Use Google, but Don't Forget Bing

Have you ever used Google to search for something and noticed a list of small links down the right side of the results page and maybe even a few links in a faint yellow box at the top? Those are ads.

Google AdWords is by far the biggest source of ads on the Web, and likely to be the first place you'll go when you're ready to create and place ads. With Google, your ad will have an enormous reach. Indeed, Google dominates search, with 70% market share nearly five billion searches each day. That's a huge potential audience you can reach by placing your ads against their search results. The benefit is pretty easy to recognize: People use Google by entering keywords. When your ad comes up in association with these keywords, you're reaching an audience that is expressing interest in and actively looking for content that you're promoting.

Along with search results, Google has a massive network of millions of websites where they place text and display ads, giving you even greater reach and marketing potential. These ads appear in various areas on different Web pages, by site owners and operators looking to generate revenue by placing ads on their site. (See Part 3 for more info.)

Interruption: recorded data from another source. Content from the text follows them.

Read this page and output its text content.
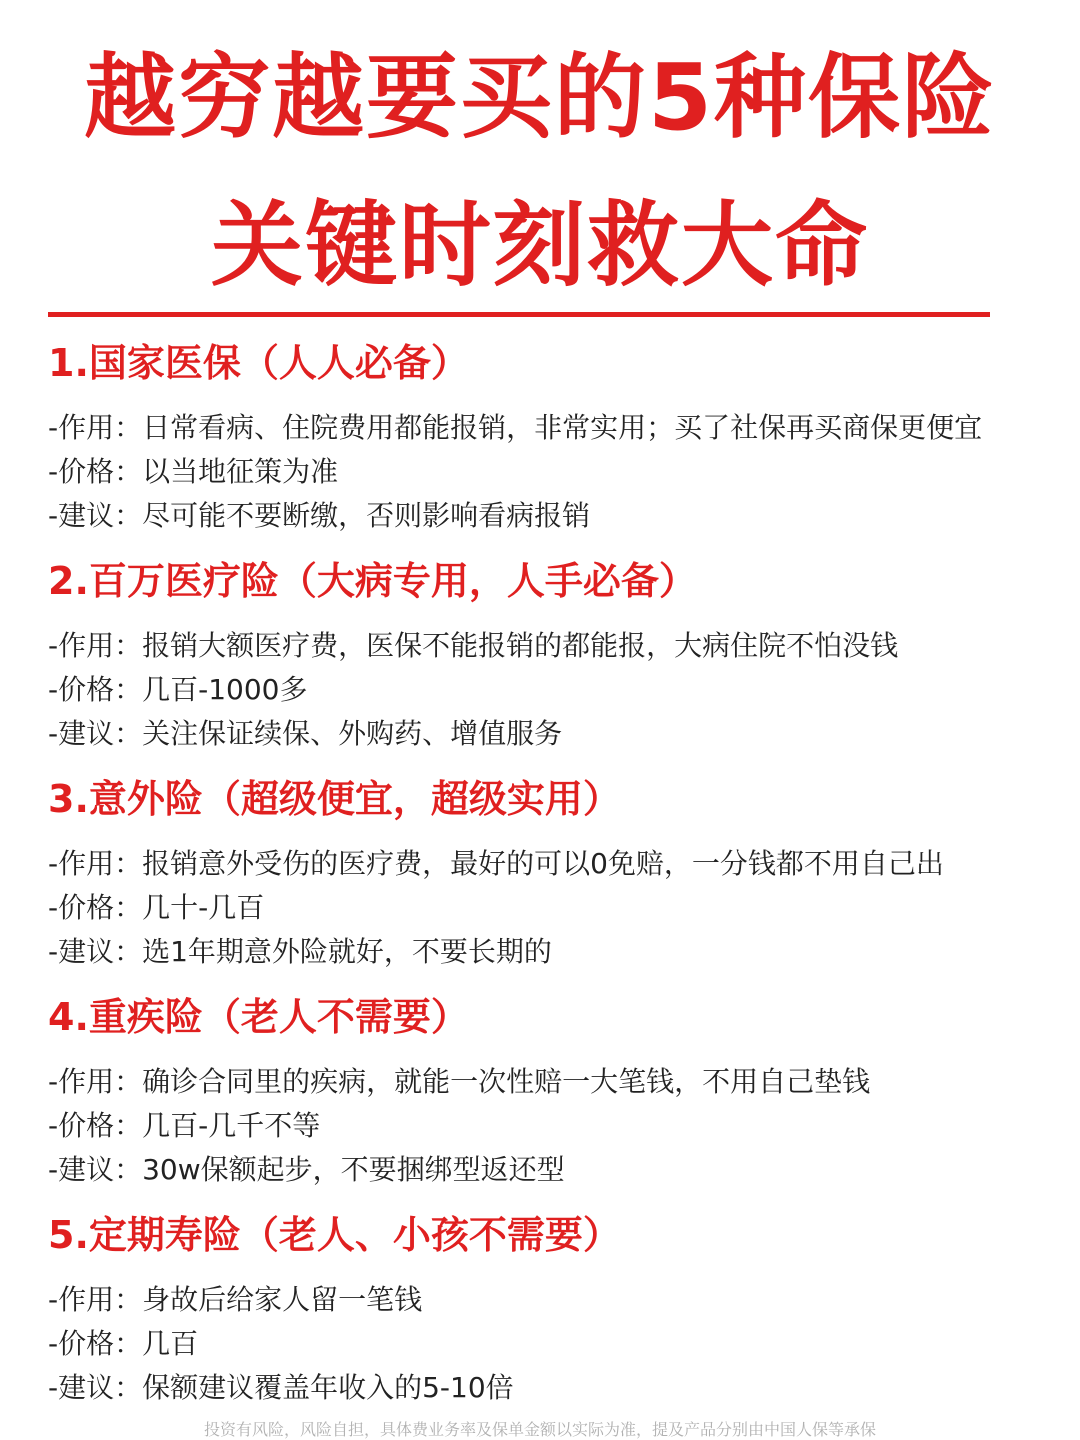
越穷越要买的5种保险
关键时刻救大命
1.国家医保（人人必备）
-作用：日常看病、住院费用都能报销，非常实用；买了社保再买商保更便宜
-价格：以当地征策为准
-建议：尽可能不要断缴，否则影响看病报销
2.百万医疗险（大病专用，人手必备）
-作用：报销大额医疗费，医保不能报销的都能报，大病住院不怕没钱
-价格：几百-1000多
-建议：关注保证续保、外购药、增值服务
3.意外险（超级便宜，超级实用）
-作用：报销意外受伤的医疗费，最好的可以0免赔，一分钱都不用自己出
-价格：几十-几百
-建议：选1年期意外险就好，不要长期的
4.重疾险（老人不需要）
-作用：确诊合同里的疾病，就能一次性赔一大笔钱，不用自己垫钱
-价格：几百-几千不等
-建议：30w保额起步，不要捆绑型返还型
5.定期寿险（老人、小孩不需要）
-作用：身故后给家人留一笔钱
-价格：几百
-建议：保额建议覆盖年收入的5-10倍
投资有风险，风险自担，具体费业务率及保单金额以实际为准，提及产品分别由中国人保等承保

The problem with Google, however, is price. For each keyword you want your ad to be associated with, you'll have to provide a bid—how much you're willing to pay. The higher the bid, the better the chance your ad will be displayed. And bid amounts are only part of the equation; there's also your ads’ Quality Score, which measures, among other things, how closely your ad relates to any given keyword. For popular or common keywords, the competition might be fierce; it's hard to imagine any legitimate company that advertises online not dedicating at least a portion of its budget to Google AdWords. With so many business vying for exposure—the goal is to have your ad displayed on the first page of Google's search results, as most people never look past that first page—the bid rate is often quite high, and the price of traffic to your site could be very expensive.

While Google is the biggest search-based advertising network, it's not the only one. Bing—which, as of the writing of this book, combines its ad network with Yahoo!—is an alternative worth considering. Although significantly smaller, with only 16% market share for Bing and about 12% for Yahoo!, these two search powerhouses still account for over four billion searches each week—a block that you can't ignore in your marketing efforts. And although the technology behind Bing's marketing dashboard is primitive compared to Google's, Bing has one major benefit aside from its large audience: It's cheaper. And because far fewer businesses advertise on Bing than on Google, it's possible that you can get good keywords that relate to your site for far less per click than you can with Google.